David DePape was convicted at the end of 2023 of entering the couple’s home in San Francisco in October 2022 and fracturing Paul Pelosi’s skull.
Nancy Pelosi was at the time the third-ranking figure in the state as Speaker of the House of Representatives and was regularly the target of conspiracy theories fueled by the far right.
The trial showed how Mr. DePape, an illegal Canadian carpenter with a solitary lifestyle, was immersed in a world poisoned by disinformation before taking action.
If he initially wanted to attack the parliamentarian, Nancy Pelosi was in Washington that day and not at her home in San Francisco.
Ahead of Friday’s hearing, Nancy Pelosi asked the judge to impose “a very long” sentence for this attack “which had devastating effects on three generations” of her family.
“Even today, 18 months after the intrusion and the attack, the traces of blood and break-in are impossible to avoid,” she declared in court documents cited by the daily San Francisco Chronicle.
During his trial, the 43-year-old recounted — sometimes in tears — how he became an avid listener of far-right podcasts.
“Breaking the kneecaps”
On social networks, he notably shared publications claiming that American elites were corrupt and engaged in pedophilia, or that the 2020 presidential election had been stolen from Donald Trump.

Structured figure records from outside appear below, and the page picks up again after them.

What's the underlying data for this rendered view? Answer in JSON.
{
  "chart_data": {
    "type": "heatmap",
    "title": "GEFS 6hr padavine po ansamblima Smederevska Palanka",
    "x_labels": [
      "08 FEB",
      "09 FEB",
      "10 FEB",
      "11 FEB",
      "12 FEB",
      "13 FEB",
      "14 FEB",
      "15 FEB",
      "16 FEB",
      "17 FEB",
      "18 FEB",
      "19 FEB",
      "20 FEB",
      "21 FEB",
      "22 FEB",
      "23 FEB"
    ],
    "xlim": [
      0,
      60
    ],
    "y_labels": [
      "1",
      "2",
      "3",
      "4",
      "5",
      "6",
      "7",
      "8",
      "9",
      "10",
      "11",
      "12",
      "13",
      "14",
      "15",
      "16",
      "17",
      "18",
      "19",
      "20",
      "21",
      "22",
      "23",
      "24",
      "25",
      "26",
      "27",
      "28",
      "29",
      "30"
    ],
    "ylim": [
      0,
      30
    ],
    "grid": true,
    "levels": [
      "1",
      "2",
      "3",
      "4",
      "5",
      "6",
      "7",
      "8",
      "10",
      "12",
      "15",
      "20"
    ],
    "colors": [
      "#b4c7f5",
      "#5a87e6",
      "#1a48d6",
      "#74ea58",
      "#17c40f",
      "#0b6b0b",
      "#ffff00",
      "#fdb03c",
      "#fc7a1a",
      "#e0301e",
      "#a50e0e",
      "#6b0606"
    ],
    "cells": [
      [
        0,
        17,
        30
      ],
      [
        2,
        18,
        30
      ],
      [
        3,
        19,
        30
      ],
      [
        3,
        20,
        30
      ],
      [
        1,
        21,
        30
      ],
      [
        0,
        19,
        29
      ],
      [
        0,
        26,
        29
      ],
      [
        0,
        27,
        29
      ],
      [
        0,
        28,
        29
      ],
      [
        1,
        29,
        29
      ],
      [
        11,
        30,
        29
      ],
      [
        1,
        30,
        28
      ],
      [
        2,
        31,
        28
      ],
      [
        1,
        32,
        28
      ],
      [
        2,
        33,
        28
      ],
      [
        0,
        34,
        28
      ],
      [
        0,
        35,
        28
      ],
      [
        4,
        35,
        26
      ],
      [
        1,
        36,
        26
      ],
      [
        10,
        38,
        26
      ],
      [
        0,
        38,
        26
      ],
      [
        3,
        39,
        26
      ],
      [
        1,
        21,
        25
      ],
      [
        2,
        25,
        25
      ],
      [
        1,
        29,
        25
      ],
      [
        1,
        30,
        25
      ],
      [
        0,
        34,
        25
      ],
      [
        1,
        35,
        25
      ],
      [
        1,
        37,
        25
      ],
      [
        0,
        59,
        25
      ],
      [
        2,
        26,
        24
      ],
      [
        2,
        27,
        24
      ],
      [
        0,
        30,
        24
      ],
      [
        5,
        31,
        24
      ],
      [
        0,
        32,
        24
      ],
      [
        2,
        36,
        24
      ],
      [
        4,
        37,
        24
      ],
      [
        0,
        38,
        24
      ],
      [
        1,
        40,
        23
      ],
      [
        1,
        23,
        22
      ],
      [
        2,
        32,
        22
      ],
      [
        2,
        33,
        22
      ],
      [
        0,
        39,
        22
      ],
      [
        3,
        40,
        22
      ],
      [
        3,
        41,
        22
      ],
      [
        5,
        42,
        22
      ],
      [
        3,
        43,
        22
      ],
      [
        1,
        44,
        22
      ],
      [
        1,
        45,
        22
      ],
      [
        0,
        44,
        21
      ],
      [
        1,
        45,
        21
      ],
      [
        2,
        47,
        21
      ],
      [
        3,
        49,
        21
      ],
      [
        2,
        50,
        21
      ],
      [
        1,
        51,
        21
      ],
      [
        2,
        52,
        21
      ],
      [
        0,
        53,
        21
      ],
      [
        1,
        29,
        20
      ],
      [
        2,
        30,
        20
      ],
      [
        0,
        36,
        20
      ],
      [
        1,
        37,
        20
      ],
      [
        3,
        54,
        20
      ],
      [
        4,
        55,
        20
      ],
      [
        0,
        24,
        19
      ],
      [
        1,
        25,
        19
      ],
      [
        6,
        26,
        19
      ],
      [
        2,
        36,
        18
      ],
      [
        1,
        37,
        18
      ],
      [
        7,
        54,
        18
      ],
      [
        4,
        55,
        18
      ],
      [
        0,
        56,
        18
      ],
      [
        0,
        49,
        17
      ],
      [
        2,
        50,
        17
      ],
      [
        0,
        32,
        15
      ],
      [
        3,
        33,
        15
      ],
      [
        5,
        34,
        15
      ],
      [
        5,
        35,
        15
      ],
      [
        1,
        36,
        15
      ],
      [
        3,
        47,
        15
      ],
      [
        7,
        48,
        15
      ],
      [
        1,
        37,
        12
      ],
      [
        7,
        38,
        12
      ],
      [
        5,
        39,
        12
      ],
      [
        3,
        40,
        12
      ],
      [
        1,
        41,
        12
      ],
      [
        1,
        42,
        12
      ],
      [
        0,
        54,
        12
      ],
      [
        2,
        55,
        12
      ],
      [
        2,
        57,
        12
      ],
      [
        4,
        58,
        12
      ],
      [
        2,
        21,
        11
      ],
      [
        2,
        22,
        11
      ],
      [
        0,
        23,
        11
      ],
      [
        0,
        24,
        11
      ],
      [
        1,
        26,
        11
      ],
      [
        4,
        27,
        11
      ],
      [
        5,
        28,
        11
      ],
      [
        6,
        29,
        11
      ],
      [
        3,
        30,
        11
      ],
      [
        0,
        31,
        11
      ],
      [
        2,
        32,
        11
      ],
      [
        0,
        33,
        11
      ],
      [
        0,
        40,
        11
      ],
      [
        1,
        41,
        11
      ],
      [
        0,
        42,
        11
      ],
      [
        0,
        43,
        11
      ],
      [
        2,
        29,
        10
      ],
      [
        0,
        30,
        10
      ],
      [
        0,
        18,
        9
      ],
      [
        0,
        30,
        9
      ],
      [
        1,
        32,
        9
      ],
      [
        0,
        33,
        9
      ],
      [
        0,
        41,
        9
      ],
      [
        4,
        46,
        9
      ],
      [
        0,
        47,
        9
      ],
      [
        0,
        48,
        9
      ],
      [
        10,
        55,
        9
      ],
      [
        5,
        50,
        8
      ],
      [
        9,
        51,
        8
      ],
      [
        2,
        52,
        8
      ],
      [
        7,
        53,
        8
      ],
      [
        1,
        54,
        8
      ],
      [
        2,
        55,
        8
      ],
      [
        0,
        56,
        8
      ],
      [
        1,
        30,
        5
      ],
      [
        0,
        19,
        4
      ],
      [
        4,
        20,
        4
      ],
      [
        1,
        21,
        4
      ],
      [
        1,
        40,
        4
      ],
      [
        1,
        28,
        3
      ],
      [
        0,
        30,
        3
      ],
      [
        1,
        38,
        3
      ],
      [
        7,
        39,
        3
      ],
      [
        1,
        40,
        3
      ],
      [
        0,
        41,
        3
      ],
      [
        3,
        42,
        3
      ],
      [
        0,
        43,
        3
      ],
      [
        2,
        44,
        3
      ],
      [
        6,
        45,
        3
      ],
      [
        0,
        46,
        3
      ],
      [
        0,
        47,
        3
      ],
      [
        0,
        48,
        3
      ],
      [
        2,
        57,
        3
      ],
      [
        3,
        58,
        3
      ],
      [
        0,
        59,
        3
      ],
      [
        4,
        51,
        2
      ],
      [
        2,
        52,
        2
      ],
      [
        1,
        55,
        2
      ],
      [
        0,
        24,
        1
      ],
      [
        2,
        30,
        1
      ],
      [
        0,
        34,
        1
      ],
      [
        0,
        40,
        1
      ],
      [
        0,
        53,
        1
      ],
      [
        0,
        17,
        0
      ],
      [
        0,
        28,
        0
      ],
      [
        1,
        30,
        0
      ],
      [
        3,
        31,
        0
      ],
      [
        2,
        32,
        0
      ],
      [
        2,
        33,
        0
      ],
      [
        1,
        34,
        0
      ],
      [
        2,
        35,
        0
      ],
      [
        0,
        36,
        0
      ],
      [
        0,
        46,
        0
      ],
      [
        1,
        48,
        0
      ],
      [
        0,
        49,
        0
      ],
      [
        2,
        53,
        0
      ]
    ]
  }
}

On the day of the attack, he broke into the Pelosi couple’s home in San Francisco with rope, gloves and duct tape.
He admitted to investigators that he planned to “break the kneecaps” of the elected official if she did not admit to the “lies” of the Democratic camp.
Paul Pelosi had managed to alert the police, who intervened at the last minute. The attack was filmed by the officers’ body-worn camera.
Occurring a few days before the midterm elections, the affair illustrated the seriousness of the effects of disinformation in the campaign, as well as the deep divisions in the United States.
Some members of the Republican Party had mocked the attack or expressed some skepticism despite the images.
The boss of .
The Attorney General of the United States, Merrick Garland, said Friday that this conviction should serve as a warning against those who would attack political figures or their families.
“In a democracy, we vote, we defend, and we debate to achieve the political result we want. But the promise of democracy is that we do not use violence to influence that outcome,” he said in a statement.
After this sentence pronounced by the federal courts, David DePape must now be tried by the Californian courts.